Delicious Plant-Based Eating for Patients

Published on : 12/12/22
  • When staff offered plant-based lunches to patients at New York City Health + Hospitals, everyone wondered if patients would accept the meals or ask for meat instead. But dishes like mushroom garden Bolognese and kabocha squash over rice proved popular during the eight-week program, designed to measure patient acceptance and satisfaction. 

    Ninety percent of patients did not reject their plant-based meal and 80% reported enjoying it. The program was so successful, plant-based dishes are now primary lunch and dinner options for inpatients at all of the system’s 11 public acute care hospitals.  

    Hospitalized patients will enjoy 14 tasty new “chef’s choice” meals, inspired by the flavors of Latin America, Asia and other places representing the system’s diverse patient population. 

    Sodexo serves 3 million meals per year to patients at NYC Health + Hospitals; in 2023, we expect 850,000 of those meals will be plant-based. We also plan to expand plant-based offerings to the hospital system’s post-acute care facilities. 

    “It’s really showing patients the health benefits without having the center of the plate be meat,” says Samantha Morgenstern, a registered dietitian and Sodexo Director of Nutrition for NYC Health + Hospitals. 

    The plant-based program is built on the success of a 2019 campaign: Meatless Mondays, featuring weekly plant-based meals. The food and nutrition team collaborated with the cardiology and lifestyle medicine teams to recommend plant-based diets when appropriate. 

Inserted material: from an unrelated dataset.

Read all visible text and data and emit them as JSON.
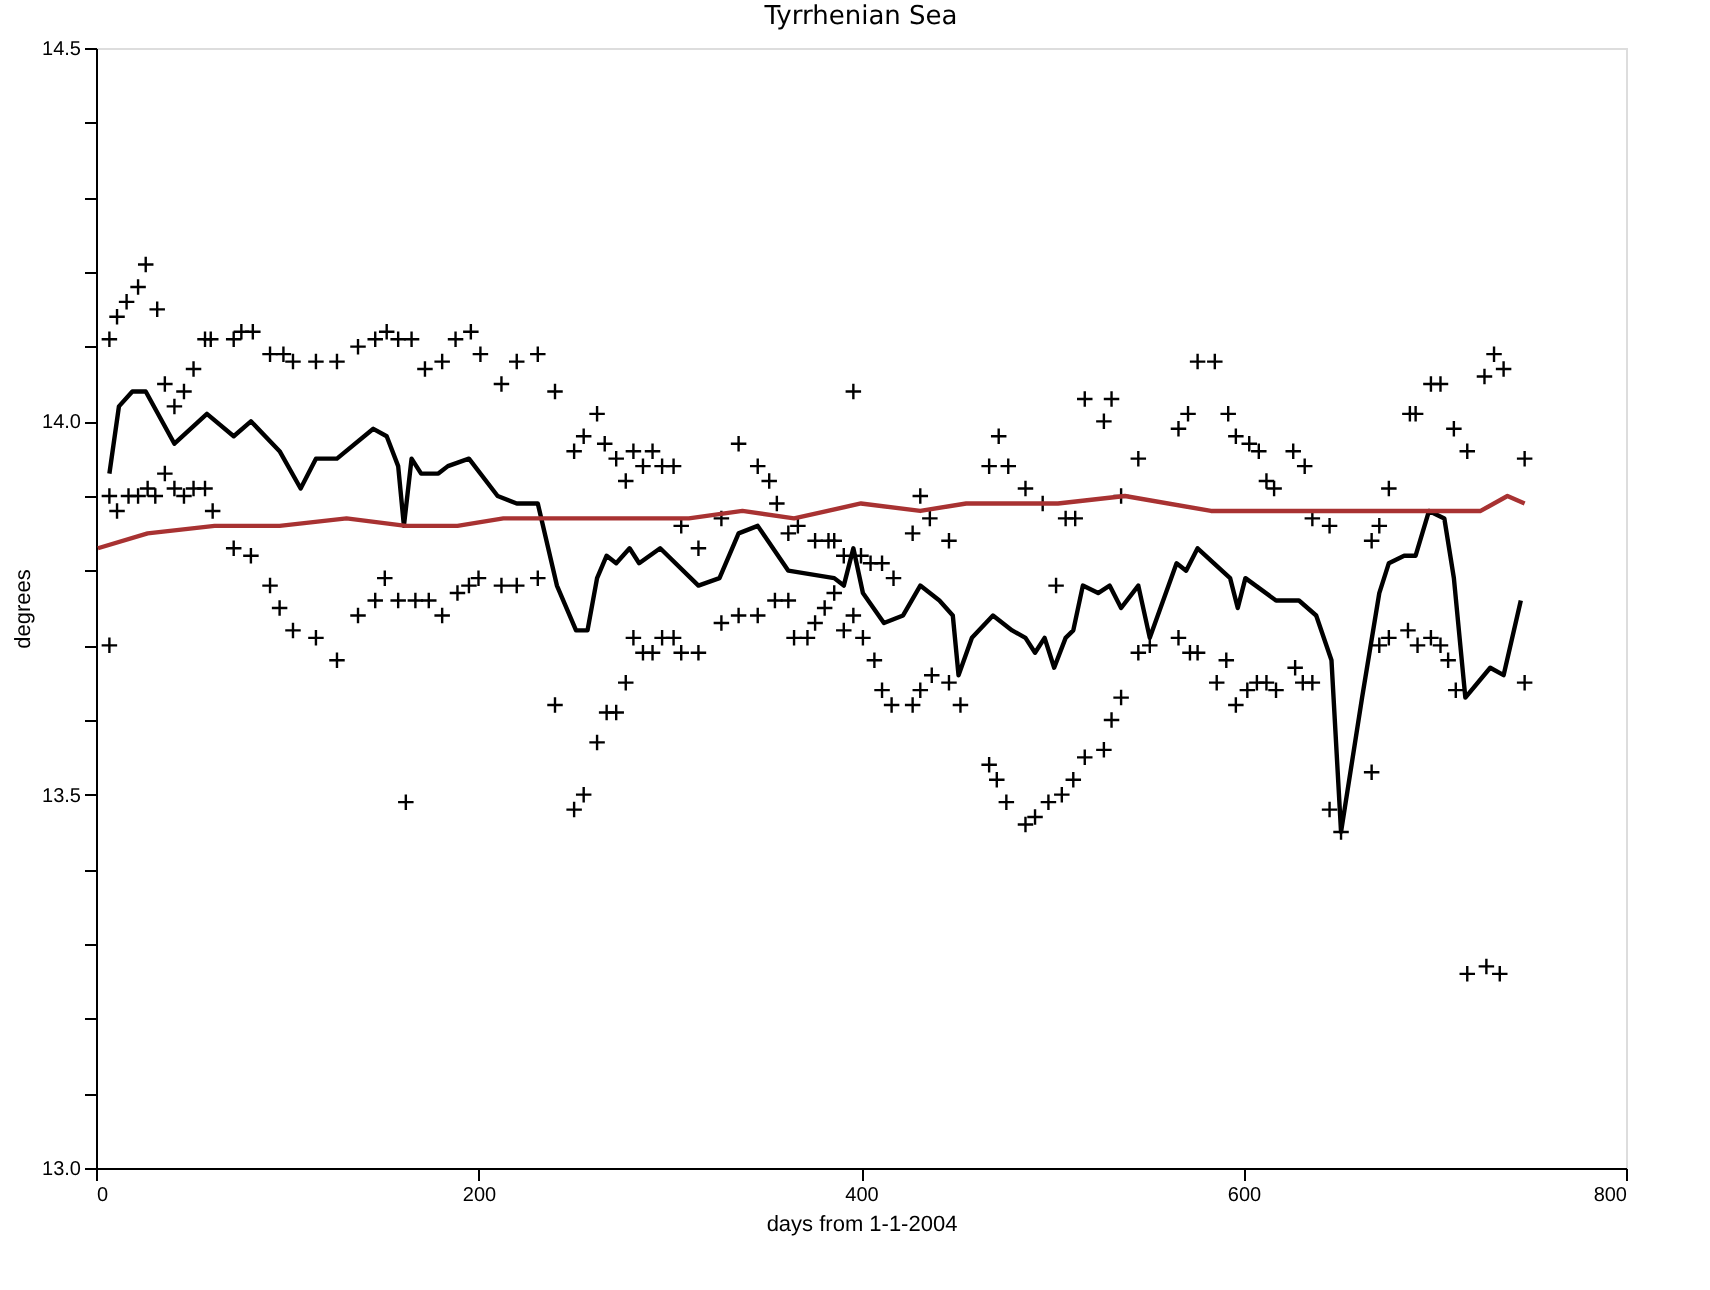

    Then came 2020, bringing COVID-19 and operational challenges. New programs went on hold until fall 2021, when the plant-based lunch program was planned, in alignment with New York City wellness and sustainability efforts. The program launched in March of 2022.

     

    Eligible patients received two top plant-based “chef recommendations.” (Some could not participate, due to dietary requirements.) If patients made no choice, they received the top plant-based “default” meal. Staff collected data on orders and solicited feedback. Dietitians rolled the program out to the patients, staff and community, sharing the science and positive environmental impact behind the meals. 

    With unfamiliar foods, such as edamame falafel, patients received how-to guides. They also received educational materials to take home. Some sites were more accepting of plant-based foods, based on the patient populations’ traditional food cultures. 

    Other lessons from the program? Include milk to ensure adequate vitamin D intake. Plant-based meals can provide adequate protein, by serving complementary higher-protein grains and legumes. The program’s “uptake number” – the increase in patients who accepted or selected plant-based – was also strong.

    Morgenstern says:

    About 55% more patients ate plant-based meals during the program, as opposed to those who normally would.

    This increase falls at the high range for adoptions of any healthy new foods. Program results were highlighted in a documentary created by the non-profit Better Food Foundation, featuring Morgenstern, Chef Philip Demaiolo and others. 

    It’s been a great partnership, Morgenstern says. It really has brought to life the essential role dietitians play in promoting nutrition and its overall impact on the health and well-being of our patients.